Weston’s Paul Revere Bell
Did you know that First Parish Church in Weston has a Paul Revere bell? Weighing in at 997 pounds, it was purchased in 1800 when the 1721 church building was being repaired and enlarged with two porches and a steeple. The congregation raised the $443.12 by subscription. An earlier bell, which weighed only 164 pounds, was probably brought down from Canada during the French and Indian wars, according to the History of the Town of Weston. Author Daniel Lamson speculated that it had come from a chapel or convent. Revere paid the congregation $72.88 for the old bell. The Revere bell was moved to the 1840 church building and later to the 1888 fieldstone church, where it still rings today.
Revere has been called “one of the few competent bell makers in the United States.” He got into the business in 1792 when the bell at his own church cracked. Revere offered to recast it, though he knew nothing about molding and casting bells.
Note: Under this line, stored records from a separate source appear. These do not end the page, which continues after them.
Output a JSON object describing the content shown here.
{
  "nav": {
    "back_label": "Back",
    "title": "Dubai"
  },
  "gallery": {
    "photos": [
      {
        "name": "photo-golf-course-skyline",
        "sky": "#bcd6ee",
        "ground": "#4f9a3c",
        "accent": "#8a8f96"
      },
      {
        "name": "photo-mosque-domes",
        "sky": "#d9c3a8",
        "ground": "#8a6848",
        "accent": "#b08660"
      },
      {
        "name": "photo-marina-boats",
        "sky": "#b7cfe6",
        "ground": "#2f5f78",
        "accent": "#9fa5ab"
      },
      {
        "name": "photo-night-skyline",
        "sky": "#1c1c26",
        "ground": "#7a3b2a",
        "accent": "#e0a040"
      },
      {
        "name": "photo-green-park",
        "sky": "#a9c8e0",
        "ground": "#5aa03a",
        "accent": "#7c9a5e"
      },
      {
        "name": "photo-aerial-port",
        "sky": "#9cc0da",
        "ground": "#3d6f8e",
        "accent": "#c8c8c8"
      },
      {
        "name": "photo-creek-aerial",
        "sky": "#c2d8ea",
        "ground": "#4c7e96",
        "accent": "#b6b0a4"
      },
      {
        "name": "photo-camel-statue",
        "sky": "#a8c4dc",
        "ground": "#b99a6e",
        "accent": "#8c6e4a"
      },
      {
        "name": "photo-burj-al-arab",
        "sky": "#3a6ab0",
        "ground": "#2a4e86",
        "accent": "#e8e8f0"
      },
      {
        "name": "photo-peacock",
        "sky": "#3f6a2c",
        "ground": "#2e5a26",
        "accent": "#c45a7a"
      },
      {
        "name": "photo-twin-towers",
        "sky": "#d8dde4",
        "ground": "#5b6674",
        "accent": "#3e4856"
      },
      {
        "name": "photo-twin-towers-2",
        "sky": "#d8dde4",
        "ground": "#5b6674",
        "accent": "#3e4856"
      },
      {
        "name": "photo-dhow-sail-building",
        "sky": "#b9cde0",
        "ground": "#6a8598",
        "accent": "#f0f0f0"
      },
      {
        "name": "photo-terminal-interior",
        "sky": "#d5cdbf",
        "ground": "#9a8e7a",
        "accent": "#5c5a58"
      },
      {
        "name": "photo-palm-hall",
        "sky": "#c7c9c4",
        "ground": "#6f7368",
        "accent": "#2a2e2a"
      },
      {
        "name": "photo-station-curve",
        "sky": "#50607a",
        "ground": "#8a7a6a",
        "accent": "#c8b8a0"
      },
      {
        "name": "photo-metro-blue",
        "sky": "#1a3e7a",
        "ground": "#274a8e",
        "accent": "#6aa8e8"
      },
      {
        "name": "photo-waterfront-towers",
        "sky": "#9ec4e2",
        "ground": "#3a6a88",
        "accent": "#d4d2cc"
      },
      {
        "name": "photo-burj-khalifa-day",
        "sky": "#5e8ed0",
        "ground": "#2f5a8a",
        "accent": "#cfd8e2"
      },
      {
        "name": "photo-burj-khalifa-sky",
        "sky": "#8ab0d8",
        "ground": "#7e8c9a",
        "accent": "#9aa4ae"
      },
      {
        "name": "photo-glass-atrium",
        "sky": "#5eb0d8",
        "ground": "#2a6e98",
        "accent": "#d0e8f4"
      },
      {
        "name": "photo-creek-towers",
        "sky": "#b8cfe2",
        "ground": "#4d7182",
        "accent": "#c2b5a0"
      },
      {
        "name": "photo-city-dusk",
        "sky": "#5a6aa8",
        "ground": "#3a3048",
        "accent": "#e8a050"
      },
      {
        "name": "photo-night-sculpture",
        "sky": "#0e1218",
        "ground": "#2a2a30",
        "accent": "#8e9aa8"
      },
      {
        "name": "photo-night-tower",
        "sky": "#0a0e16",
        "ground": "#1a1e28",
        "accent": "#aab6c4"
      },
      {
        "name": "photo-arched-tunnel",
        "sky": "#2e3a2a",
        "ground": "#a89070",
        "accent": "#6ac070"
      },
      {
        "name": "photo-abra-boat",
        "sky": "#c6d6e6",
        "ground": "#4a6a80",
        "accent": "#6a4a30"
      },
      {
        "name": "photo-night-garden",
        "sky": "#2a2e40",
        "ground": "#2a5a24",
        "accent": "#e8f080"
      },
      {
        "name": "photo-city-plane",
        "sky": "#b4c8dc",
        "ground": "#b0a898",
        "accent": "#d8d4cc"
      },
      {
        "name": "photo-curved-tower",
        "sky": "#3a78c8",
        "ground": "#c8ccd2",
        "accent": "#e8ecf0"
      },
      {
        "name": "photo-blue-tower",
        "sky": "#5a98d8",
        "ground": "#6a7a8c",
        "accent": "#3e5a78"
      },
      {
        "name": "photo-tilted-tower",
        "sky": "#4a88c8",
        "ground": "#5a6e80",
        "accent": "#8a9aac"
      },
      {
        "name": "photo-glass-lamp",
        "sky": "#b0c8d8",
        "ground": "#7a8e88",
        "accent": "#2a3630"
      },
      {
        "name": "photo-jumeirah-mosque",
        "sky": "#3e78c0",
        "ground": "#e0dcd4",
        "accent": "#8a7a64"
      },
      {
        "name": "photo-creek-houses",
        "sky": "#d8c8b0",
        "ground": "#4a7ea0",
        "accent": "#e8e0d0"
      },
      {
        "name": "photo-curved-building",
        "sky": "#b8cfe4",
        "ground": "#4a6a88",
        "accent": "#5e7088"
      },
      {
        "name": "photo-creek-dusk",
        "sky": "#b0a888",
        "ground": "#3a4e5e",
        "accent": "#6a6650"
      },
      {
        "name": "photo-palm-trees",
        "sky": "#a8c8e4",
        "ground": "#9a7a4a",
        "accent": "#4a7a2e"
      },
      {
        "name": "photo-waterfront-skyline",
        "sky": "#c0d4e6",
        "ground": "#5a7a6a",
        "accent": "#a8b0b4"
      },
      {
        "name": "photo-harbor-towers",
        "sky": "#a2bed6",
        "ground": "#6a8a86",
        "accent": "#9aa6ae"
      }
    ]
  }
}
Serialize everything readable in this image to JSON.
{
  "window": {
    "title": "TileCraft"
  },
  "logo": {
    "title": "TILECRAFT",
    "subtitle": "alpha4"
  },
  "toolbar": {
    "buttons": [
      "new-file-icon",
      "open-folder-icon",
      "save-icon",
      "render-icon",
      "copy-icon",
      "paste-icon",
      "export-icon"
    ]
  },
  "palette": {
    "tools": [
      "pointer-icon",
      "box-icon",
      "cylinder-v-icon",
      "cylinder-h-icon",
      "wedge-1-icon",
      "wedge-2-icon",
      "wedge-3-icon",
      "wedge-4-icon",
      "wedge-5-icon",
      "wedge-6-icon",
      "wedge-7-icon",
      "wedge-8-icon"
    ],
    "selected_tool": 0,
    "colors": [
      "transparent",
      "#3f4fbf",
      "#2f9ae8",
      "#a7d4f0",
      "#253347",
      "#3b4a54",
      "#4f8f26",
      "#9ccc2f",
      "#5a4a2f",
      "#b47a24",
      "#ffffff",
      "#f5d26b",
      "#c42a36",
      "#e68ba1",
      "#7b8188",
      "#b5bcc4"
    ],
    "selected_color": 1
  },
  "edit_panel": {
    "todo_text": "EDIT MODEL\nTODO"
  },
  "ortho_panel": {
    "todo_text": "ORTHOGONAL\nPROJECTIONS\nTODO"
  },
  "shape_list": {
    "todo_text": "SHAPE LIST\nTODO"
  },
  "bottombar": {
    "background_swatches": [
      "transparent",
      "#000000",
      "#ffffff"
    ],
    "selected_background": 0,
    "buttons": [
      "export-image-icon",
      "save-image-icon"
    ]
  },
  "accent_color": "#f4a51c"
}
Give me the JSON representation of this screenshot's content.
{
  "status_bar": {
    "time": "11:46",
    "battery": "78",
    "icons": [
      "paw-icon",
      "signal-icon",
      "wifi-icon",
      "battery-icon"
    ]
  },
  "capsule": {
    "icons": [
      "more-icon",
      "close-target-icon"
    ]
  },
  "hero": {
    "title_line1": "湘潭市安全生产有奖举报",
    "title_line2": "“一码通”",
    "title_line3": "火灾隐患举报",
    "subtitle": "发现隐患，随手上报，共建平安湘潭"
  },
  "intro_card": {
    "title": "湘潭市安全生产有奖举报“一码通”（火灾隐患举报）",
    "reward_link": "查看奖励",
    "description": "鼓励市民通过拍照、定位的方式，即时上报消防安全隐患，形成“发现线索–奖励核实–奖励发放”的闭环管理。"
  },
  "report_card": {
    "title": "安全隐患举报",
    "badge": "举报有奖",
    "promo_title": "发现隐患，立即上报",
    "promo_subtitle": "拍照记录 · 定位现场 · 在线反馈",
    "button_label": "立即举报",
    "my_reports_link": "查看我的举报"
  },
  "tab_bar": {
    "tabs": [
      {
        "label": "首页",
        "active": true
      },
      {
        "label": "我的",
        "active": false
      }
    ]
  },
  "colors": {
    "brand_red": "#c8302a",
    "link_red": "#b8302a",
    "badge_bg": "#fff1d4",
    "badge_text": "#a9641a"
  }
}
His first attempt was not a success (producing a pleasant-sounding bell is not easy!). Revere and his sons Paul, Jr., and Joseph Warren went on to cast 398 bells between 1792 and 1828, first at their North End foundry and after 1804 in Canton, Mass.
Researchers Edward and Evelyn Stickney located 134 Revere bells as of 1976, most in Massachusetts and elsewhere in New England, but also in Tennessee, Georgia, Alabama, and Virginia. The only Revere bell outside of the United States is in Singapore, according to the New England Historical Society website.
The bell in the First Parish steeple is marked “Revere and Sons Boston 1801”. It rings automatically every hour and can be rung by hand by pulling a long rope.